Quand l’espace fictionnel figure, défigure et transfigure l’espace réel : le cas de Beyrouth 3925

Rana Baroud

العدد الثالث – نيسان أبريل 2020

Pages 92-101

  • Abstract

    Beyrouth est une ville qui a été écrite et réécrite, figurée et défigurée des centaines de fois. Or, même après la guerre et la reconstruction de la ville dans les années 90, plusieurs romanciers contemporains exogènes font rimer Beyrouth avec « destruction, chaos, mort » et d’autres termes qui instituent les isotopies de la guerre et de la décrépitude. Qu’elle soit le siège de l’action comme dans Le Quatrième Mur de Sorj Chalandon ou qu’elle figure parmi les espaces référentiels cités ou décrits comme dans Tigre en Papier d’Olivier Rolin ou Clair de Femme de Romain Gary, c’est son état désolant qui est prévalu. Il en est ainsi dans quelques récits publiés après la guerre par des écrivains francophones libanais autochtones ou allogènes qui représentent leur ville natale comme une ville en feu, une ville où ils ont connu l’amour mais aussi les bombes et les déflagrations.
    Or, tout comme le cinéma, le théâtre et les autres formes artistiques, la littérature a un impact irrévocable sur la représentation que se font les lecteurs d’un espace. Force est donc de constater que la confluence des points de vue dans les romans cités ci-dessus et dans plusieurs autres, contribue volontairement ou involontairement à diffuser une image stéréotypée, voire même négative et piteuse de notre capitale.
    Dans notre communication, nous observons à partir de l’approche géocritique, comment l’espace qu’est Beyrouth est incarné par les écrivains libanais francophones Najjar, Humaydan et Mazloum, et la façon dont ils agissent à travers leurs romans contre le déni de l’identité de Beyrouth, qu’il soit programmé ou non, contre la défiguration d’une des villes les plus belles et les plus métissées du monde.
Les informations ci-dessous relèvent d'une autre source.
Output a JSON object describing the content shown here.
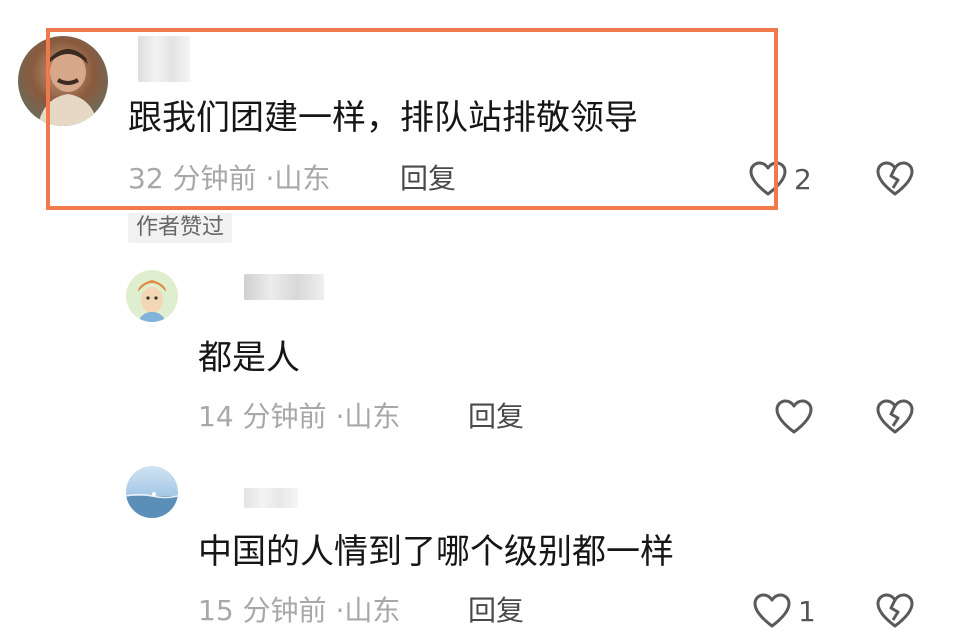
{
  "comments": [
    {
      "text": "跟我们团建一样，排队站排敬领导",
      "time": "32 分钟前",
      "location": "山东",
      "reply_label": "回复",
      "like_count": "2",
      "badge": "作者赞过",
      "highlighted": true
    },
    {
      "text": "都是人",
      "time": "14 分钟前",
      "location": "山东",
      "reply_label": "回复",
      "like_count": "",
      "highlighted": false
    },
    {
      "text": "中国的人情到了哪个级别都一样",
      "time": "15 分钟前",
      "location": "山东",
      "reply_label": "回复",
      "like_count": "1",
      "highlighted": false
    }
  ],
  "separator": "·",
  "colors": {
    "highlight_border": "#f07a4c",
    "meta_text": "#a8a8a8"
  }
}
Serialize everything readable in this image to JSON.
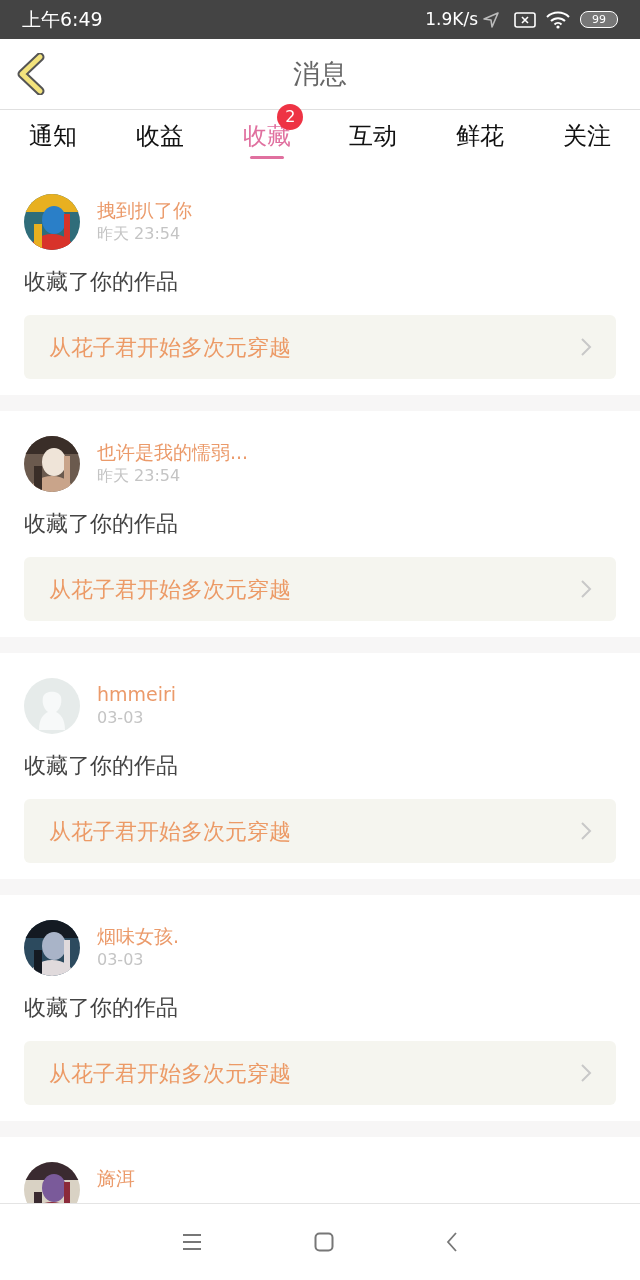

Nous tentons de démontrer que grâce à la multifocalisation, la polysensorialité, la stratigraphie et l’intertextualité, ces derniers rendent possible une compréhension dialogique de Beyrouth et parviennent par la suite à lui rendre justice aux yeux des Libanais et du monde entier.
    Keywords: Beyrouth, roman libanais francophone contemporain, géocritique, multifocalisation, polysensorialité, stratigraphie.